= Next Level Church =

Next Level Church is a church in Matthews, North Carolina, a Charlotte suburb. It was founded in 2005.

==History==
Next Level Church started as a launch team in January 2005 at Park Church South in Pineville, North Carolina. Meetings were held on Sunday nights and drew around 40 people. The church held its first public worship service on Sunday morning September 11, 2005, in the gymnasium of Community House Middle School located in the Ballantyne area of Charlotte. Due to potential damage to the wooden gym floor, Next Level Church's lease was terminated in July 2006. The search for a new location yielded a campus with three buildings on 16 acre and another church named Tri-County Community Church (TC3) in Matthews which was meeting weekly on Saturday nights.

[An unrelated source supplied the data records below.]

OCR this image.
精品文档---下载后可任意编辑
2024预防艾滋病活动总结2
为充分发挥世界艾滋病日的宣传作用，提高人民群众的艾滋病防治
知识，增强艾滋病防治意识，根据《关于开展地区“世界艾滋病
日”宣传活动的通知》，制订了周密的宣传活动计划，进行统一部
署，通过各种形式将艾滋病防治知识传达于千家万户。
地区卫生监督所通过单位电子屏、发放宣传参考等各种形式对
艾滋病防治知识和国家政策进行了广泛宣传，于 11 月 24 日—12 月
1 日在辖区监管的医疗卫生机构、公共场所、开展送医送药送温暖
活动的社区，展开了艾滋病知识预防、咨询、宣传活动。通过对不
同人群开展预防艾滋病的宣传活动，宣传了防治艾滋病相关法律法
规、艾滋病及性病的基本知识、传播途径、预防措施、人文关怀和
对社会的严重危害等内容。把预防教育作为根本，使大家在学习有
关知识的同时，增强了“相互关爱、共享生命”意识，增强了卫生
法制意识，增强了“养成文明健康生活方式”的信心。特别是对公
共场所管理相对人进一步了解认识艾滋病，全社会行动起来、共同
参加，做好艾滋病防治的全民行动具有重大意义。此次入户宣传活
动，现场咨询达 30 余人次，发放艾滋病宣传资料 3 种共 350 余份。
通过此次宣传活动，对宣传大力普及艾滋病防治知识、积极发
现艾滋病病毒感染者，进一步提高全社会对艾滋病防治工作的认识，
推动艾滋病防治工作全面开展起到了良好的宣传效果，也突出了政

Next Level Church met in the Matthews facility for the first time on August 20, 2006. TC3 and Next Level merged into a single congregation under the name of Next Level Church.

In 2007, Next Level adopted Project 485, an ambitious plan to begin Next Level campuses near every exit of Interstate 485, the loop highway surrounding Charlotte. The first Project 485 campus, in the Ballantyne area, launched in February 2008, led by Campus Pastor Robbie McLaughlin.

On February 10, 2008. Next Level Church launched its second campus in the Ballantyne area of Charlotte.

==Church "planting"==
Next Level planted a church in November 2006 known as The Journey, which meets within a few miles of uptown Charlotte. The lead pastor is Mark Griffith.

On January 28, 2007, Next Level planted a church called Element, led by Brian Phipps, along with Bill Babson and Frank Hamrick in the Southwest suburbs of Charlotte. Element had an attendance of approximately 330 on their first Sunday of public worship services.